Bizarrement, lorsque l’on commence à consommer de manière plus écologique, en faisant attention à ce que l’on achète, comment on se déplace, ce que l’on mange… cela s’accompagne souvent d’un sentiment d’éco-culpabilité.

Voici notre retour sur expérience.

Qu’est ce que l’éco culpabilité ? 

L’éco-culpabilité, c’est ce sentiment que l’on ressent ou que les autres nous font ressentir lorsqu’on essaie de consommer mieux, mais qu’on est loin d’être parfait. 

Vous savez, ces phrases du style : Mais c’est pas très zéro déchet ça” … “Elle vient d’où cette banane ?“… “Tu vas faire 300kms dans le week-end, pas très écolo ça …” 

À croire que pour devenir écolo il faut s’arrêter de vivre. 

Mais le pire, c’est qu’on est souvent les pires juges de nous mêmes et que, par conséquent, ce sentiment d’éco-culpabilité vient principalement de nous. Cette petite voix qui nous dit : 

“Pourquoi suis-je si en retard par rapport à cet ami qui a un potager et une maison autosuffisante en énergie ? Et tous ces gens sur les réseaux qui ont l’air tellement plus avancés… ? “

Je dois sûrement mal faire. Je dois sûrement ne pas en faire assez.

D’autant plus qu’en lançant un site zéro déchet, nous devons maintenant faire preuve d’une certaine légitimité ! “Et bien alors, t’as encore une poubelle ? À quand le p’tit bocal de déchets par an ?”  

Maintenant STOP, on va éclaircir les choses. 

“Mieux vaut fait que parfait” – Sheryl Sandberg

Ma poubelle a bien réduit cette dernière année, mais non, je ne suis pas encore passée au bocal d’1l en un an…

J’ai un potager, mais non, il ne me permet pas encore de nourrir deux bouches entières ! Et oui, des fois je craque devant des avocats … (mais non pas ceux du type Mike ou Harvey dans Suits, mais bien ceux du Guacamole… !)

Je souhaite limiter les trajets en avion, mais non, je ne me sens pas prête à faire une croix sur les voyages outre atlantique, ni à voyager avec Greta Thunberg sur un voilier ! 

J’ai 90% du temps ma gourde avec moi, mais oui, il m’arrive parfois de l’oublier en partant.

Clairement, il est toujours plus facile de repérer le négatif plutôt que le positif. Et pourtant du positif il y en a !

Notre façon de consommer a bien changé ces dernières années.
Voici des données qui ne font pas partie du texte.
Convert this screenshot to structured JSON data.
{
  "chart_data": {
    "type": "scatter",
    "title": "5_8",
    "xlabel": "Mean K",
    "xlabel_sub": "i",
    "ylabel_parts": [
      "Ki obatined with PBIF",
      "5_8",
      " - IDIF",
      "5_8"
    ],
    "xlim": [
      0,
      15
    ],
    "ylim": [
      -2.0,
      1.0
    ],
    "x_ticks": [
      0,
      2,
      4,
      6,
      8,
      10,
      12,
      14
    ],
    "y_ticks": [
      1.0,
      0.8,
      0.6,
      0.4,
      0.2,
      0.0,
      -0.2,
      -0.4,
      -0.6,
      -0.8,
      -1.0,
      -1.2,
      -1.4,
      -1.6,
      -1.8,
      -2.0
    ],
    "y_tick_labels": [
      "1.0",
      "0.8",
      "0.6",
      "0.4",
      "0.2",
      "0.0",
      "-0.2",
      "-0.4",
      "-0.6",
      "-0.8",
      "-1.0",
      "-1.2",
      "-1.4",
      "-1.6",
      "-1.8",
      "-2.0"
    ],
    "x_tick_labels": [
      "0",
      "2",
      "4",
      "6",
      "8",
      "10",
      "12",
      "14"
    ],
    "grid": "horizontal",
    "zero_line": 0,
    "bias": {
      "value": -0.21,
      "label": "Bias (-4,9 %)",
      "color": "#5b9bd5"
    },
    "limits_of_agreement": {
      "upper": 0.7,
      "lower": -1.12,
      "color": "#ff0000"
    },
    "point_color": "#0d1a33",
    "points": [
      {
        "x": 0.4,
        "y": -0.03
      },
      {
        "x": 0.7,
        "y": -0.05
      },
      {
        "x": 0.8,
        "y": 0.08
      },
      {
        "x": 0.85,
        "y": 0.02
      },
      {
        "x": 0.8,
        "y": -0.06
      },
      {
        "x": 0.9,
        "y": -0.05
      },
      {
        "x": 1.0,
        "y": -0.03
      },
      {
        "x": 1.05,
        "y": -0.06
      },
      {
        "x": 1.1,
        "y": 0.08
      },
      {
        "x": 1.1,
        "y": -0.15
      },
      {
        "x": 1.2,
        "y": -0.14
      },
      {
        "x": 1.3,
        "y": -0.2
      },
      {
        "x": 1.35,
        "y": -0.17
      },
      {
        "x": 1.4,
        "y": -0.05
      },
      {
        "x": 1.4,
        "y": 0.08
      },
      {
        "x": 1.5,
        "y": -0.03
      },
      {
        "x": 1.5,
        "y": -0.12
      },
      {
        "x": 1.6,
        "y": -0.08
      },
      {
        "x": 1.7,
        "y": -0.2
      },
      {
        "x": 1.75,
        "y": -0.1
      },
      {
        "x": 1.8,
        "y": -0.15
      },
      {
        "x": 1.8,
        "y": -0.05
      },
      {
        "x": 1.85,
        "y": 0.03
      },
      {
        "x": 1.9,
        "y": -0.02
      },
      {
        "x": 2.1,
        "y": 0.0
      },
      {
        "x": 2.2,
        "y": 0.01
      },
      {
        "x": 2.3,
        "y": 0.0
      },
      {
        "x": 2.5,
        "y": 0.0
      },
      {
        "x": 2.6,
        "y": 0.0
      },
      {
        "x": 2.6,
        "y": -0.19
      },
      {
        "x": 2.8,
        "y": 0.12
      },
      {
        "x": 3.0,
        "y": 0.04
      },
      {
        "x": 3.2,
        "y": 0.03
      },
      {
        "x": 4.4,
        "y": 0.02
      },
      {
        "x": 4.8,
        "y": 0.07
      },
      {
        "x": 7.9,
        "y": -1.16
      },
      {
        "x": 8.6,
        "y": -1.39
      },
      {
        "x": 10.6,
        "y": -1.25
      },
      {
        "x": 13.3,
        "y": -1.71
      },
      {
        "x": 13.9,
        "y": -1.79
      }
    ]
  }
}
Les supermarchés disparaissent de plus en plus de notre paysage pour faire place aux marchés avec des producteurs locaux et aux magasins de vrac. 

Et on ne vous dira pas de phrase choc du type “JE N’AI PAS MIS LES PIEDS DANS UN SUPERMARCHÉ DEPUIS 1 AN”. Car même en prêtant attention à son mode de consommation, il arrive de se tourner vers la “facilité”. Vous savez, ce genre de situation où un samedi soir, tu es invité à un apéro dinatoire dans 1h et tu ne peux clairement pas arriver les mains vides…! 

Aujourd’hui, je fais donc plus que “beaucoup d’autres”. Mais ce n’est toujours pas assez, en comparaison à  .

Comme pour d’autres choses, vous trouverez toujours une personne qui fera mieux que vous. Mais cela doit-il vous empêcher de faire ? Cette citation de Sheryl Sandberg est en train de devenir notre mantra : “Mieux vaut fait que parfait”.

Ne subissez pas ce poids de culpabilité sur vos épaules. Ce n’est pas parce que vous mettez en place des actions que vous vous devez d’être parfait. Ne soyez pas trop dur avec vous-même, avancez à votre rythme et agissez en accord avec votre vie. 

Pour finir, le jour où vous pensez être “beaucoup mieux” que “beaucoup d’autres”, ne devenez pas acteur de cette éco-culpabilité. Repensez à votre chemin et laissez-les autres tracer le leur, sans culpabilité.